Sabah uykudan uyandığımda şöyle mahzun mahzun Bektaş tepesine bakarken içime bir sıkıntı düştü. Haftalar öncesinde gelen dik duruşumun ardına saklanan öfkeli kalabalığın varlığı ile ters düşüp sorguladığımda , uçup giden birlikteliklerin ardına kadar saklananların hırsızın ve  arsızın  bakışlarında sırıtan ahlaksız sevinçleri ile mahalle aralarına kaçan kapkaççı düşüncelerin nasıl Alanya'dan temizlendiğini de görmek için  derin bir soluk aldım..Bu şehrin anahtarına sahip olmak değil,bu şehrin sevinçlerine sahip çıkmanın daha etik olduğunu düşünerek deniz kokan bahçemden gelen Avako'da ağacının hafif çığlığı ile sokağa kendimi attım..
  Muz ağaçları ile deniz kenarında kıyıya yaslanan kumların arasına dağılan sonbahar müzikleri ile süslenen ağaç yapraklarını süpüren işçilerin tedirgin ancak içinden hiç bir  hıyanet beslemeden süpürgesi ile parke taşlarını dövmesi şehirde acayip bir sisin hakim olduğu kanısı ile adım adım "Simit Dünyası"ında kendi kendine  hesaplaşanların piyasa yaptığı "Hamuru Mayasız" olanların iç çekerek yedikleri "Saray Böreği"nin nefis kokusu ile buluşan hainliklerine doğru yol aldım..Çok uzun tümceler ile sokak sokak dolaşırken bir adım ötede bulunan kendime ait bir başkasının gözünde şehre puştluk çöken manzarası ile kapı aralığından yıllarca açtığım demir yükünü indirdiğimde bana boz  bulanık bakan gözlerde ,silik sevimsizliğin yanı sıra utanmışlığın resmine doluşan raflarda aranan ayıbın adres defterini tutan biri olarak kendi kendime küfür ettim.Bu nasıl bir kahpelik diye"kimin sofrasına davetsiz konuk oldum,kimin elinde ki ekmeği habersiz böldüm,kimin tabağında ki etin ortağı oldum ,daha doğrusu kimin alın terine saldırdım"..Bunların hiç birini yapacak kadar sıradan biri olmadım.Sessiz kalmamı bekleyenlerin oval tabaklarında gülücük dahi olamadım.Çaresizliğin,ihbarcılığın  yani bir başka deyiş ile paranın adresine yolculuk  yapmadığımı,ayakları üzerinde duran,direnen  dik duruşumun saygın bakışları altında konuklarımı tek tek yolcu ettim...Buraya kadar şerefsizliğin yolculuğu..
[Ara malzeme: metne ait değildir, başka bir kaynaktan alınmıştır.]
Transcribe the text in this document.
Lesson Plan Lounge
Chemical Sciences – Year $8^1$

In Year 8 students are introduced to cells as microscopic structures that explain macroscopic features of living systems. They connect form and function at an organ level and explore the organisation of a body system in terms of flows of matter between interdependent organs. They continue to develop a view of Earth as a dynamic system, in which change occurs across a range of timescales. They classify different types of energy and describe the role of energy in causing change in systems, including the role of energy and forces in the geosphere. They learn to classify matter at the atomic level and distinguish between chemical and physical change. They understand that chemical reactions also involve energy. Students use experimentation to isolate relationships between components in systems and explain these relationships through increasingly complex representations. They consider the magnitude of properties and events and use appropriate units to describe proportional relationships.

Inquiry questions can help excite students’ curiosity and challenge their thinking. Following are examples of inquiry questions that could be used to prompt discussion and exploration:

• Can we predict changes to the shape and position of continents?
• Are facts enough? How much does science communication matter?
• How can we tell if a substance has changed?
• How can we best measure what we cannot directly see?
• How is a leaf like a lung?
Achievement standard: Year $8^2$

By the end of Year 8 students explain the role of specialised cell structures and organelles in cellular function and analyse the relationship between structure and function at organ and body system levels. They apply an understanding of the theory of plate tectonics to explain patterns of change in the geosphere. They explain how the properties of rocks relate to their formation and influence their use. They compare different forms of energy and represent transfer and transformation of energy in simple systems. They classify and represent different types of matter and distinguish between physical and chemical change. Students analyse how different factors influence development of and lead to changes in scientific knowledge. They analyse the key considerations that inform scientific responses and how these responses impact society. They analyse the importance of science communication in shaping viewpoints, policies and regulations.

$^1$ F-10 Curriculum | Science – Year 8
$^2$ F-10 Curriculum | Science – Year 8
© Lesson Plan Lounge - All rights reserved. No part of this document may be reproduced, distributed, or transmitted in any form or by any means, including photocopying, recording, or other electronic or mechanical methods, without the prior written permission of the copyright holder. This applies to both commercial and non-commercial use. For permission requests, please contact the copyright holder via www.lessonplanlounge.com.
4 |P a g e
  Ben bu şehirden bir şey çalmadım,kimseye kaldırımda umut satmadım,bir başkasının zekası ile proplem çözmedim,doğrusu  olan ne varsa söylemekten yana yandaş olmadım..Kimsenin karın ağrısı yada gölgesi olmak bir yana bir başkasının gözüne baka baka "Dua " dahi etmedim..Benim "Allah"a olan inancım ile kulun kendi  iç pazarlığından hep uzak durdum.Bunu hayat felsefemde görev kabul ettim.Bu şehvet düşkünü Kapitalizmin iğrenç sofrasında birilerinin davetlisi yada o davetten evladıma yemek götüren "Aylık"çısı yada yandaşı da değilim.."Vip" biletini alıp bir başkasına binlerce liraya satan ,ekstra "Haberci "si asla olmadım..Sıradan ancak yazdıkça birilerinin paylaştığı pastanın ne  bal mumu nede kaymaklı yazısının çilekli tatlısı olmayacağım..Kızmayın sevgili birliktelik,benden alamayacağınız kadar "Şerefsiz " değilim..Saygılar sevgili"Twitter" samimiyeti..
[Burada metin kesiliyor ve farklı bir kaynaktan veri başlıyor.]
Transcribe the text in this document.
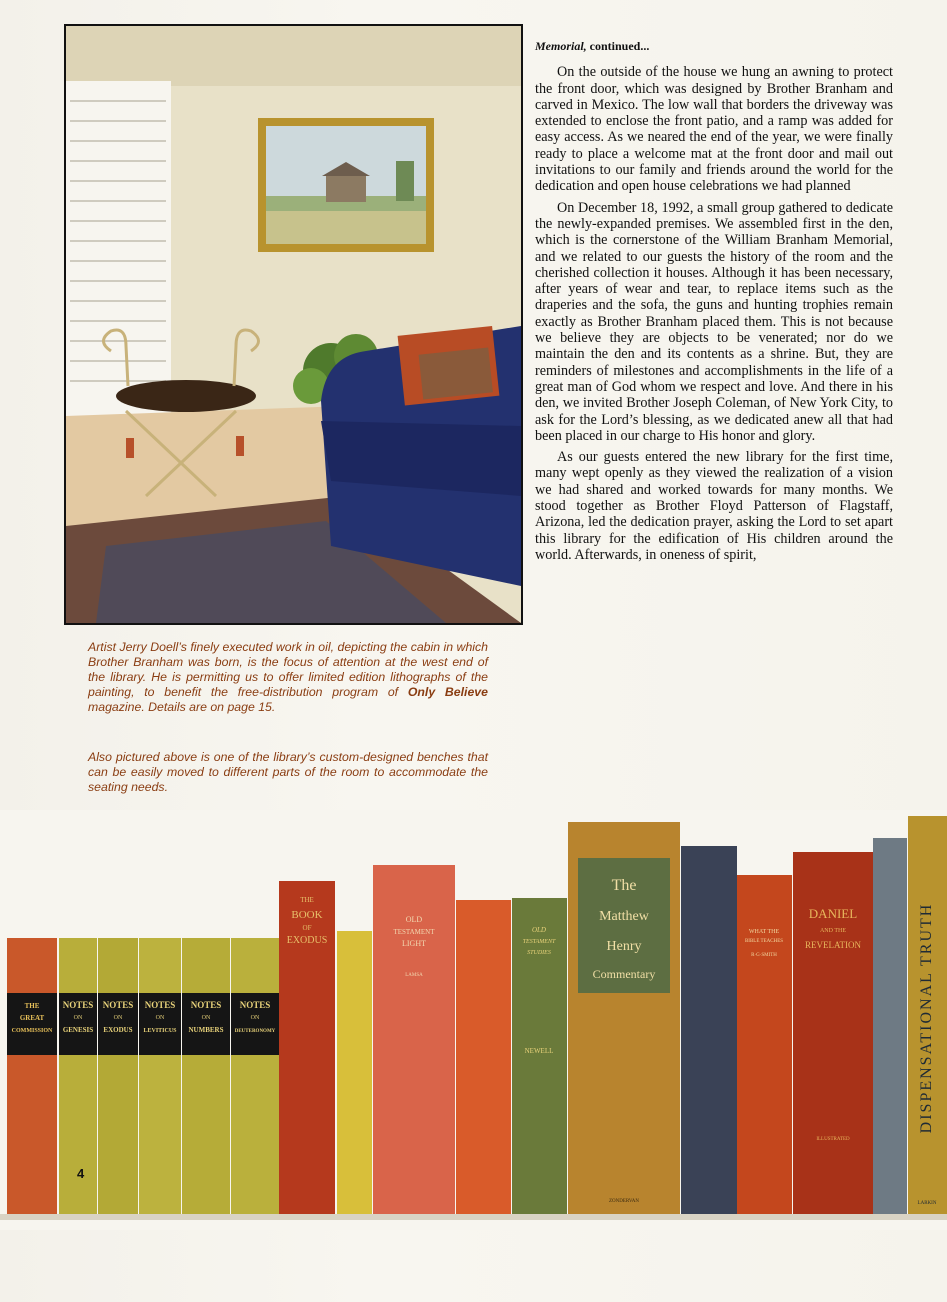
Artist Jerry Doell’s finely executed work in oil, depicting the cabin in which Brother Branham was born, is the focus of attention at the west end of the library. He is permitting us to offer limited edition lithographs of the painting, to benefit the free-distribution program of Only Believe magazine. Details are on page 15.
Also pictured above is one of the library’s custom-designed benches that can be easily moved to different parts of the room to accommodate the seating needs.
Memorial, continued...

On the outside of the house we hung an awning to protect the front door, which was designed by Brother Branham and carved in Mexico. The low wall that borders the driveway was extended to enclose the front patio, and a ramp was added for easy access. As we neared the end of the year, we were finally ready to place a welcome mat at the front door and mail out invitations to our family and friends around the world for the dedication and open house celebrations we had planned

On December 18, 1992, a small group gathered to dedicate the newly-expanded premises. We assembled first in the den, which is the cornerstone of the William Branham Memorial, and we related to our guests the history of the room and the cherished collection it houses. Although it has been necessary, after years of wear and tear, to replace items such as the draperies and the sofa, the guns and hunting trophies remain exactly as Brother Branham placed them. This is not because we believe they are objects to be venerated; nor do we maintain the den and its contents as a shrine. But, they are reminders of milestones and accomplishments in the life of a great man of God whom we respect and love. And there in his den, we invited Brother Joseph Coleman, of New York City, to ask for the Lord’s blessing, as we dedicated anew all that had been placed in our charge to His honor and glory.

As our guests entered the new library for the first time, many wept openly as they viewed the realization of a vision we had shared and worked towards for many months. We stood together as Brother Floyd Patterson of Flagstaff, Arizona, led the dedication prayer, asking the Lord to set apart this library for the edification of His children around the world. Afterwards, in oneness of spirit,

THE
GREAT
COMMISSION
NOTES
ON
GENESIS
NOTES
ON
EXODUS
NOTES
ON
LEVITICUS
NOTES
ON
NUMBERS
NOTES
ON
DEUTERONOMY
THE
BOOK
OF
EXODUS
OLD
TESTAMENT
LIGHT
LAMSA
OLD
TESTAMENT
STUDIES
NEWELL
The
Matthew
Henry
Commentary
ZONDERVAN
WHAT THE
BIBLE TEACHES
R·G·SMITH
DANIEL
AND THE
REVELATION
ILLUSTRATED
DISPENSATIONAL TRUTH
LARKIN
4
      Ben bilirim mapusta "İhbarcı"yı sevmezler,adına "Bülbül "derler..Hemen "Öttüğü" için kaşığı herkesten sonra tabağa daldırır,boğazından geçen suyun kaldırma gücü ile nefes alırlar..Bakışlar" yorgun yaşam  "Oruspuluğu"nda hayatın vesikalı dostluğun "Kondom"u gibidir...Ne kokulusu nede "Larçı "bulunur bunlar ayarı ancak malın şekline göre alırlar.Şık olmadı biliyorum ancak dedim ya ihbarcıyı sevmeyen biri olarak ne arkadaşımı nede onun gölgesine sığındım,deli olan yanımı utanmazlığın üstüne sererek adam olmanın dayanılmaz hazzı ile sevgiye düşen bir kara leke olan"Jurnal"ler ile beslenmedim.Biz Anadolu'yuz,bu gün günlerden "İhbarcılık"bu sabah uyandığımda Evkaf"tan gelen ile haysiyet mücadelemde kazanan ben oldum.Kaybedenin sofrasında"Haram"olan bir lokma olmaktan daha iyidir diye dönüş yolunda inadına sevdiğim sokak lambaları altında zuladan para sayan utanmazlığın  gölge oyununda ne kadar zor yol alsam bile bu satırlar arasında gezinen edepsizliğin tasvirine bulaşanların geldikleri noktada bir satır arasında koyduğum noktalar ile kendime sonsuz saygı duydum..
        Günün özeti,zaman ayıranların "Emek" ile yazılmış sevecenliğine  "Puştluk" ile saldıranların öyküsü..Kahramanları kendi kendilerine yer beğensinler,vizyona giren hırsızlığın seyirci rekoru kırması bekleniyor..Afiş adı "Yeşilçam"kaldırımlarında ise son şekli ile"Bugün günlerden İhbarcılık."..
    Kazandınız  değer,anlayamayacağınız kadar sıradan ..İmza atmayı denemeyiniz,kimse sizin kadar silik olmaz!!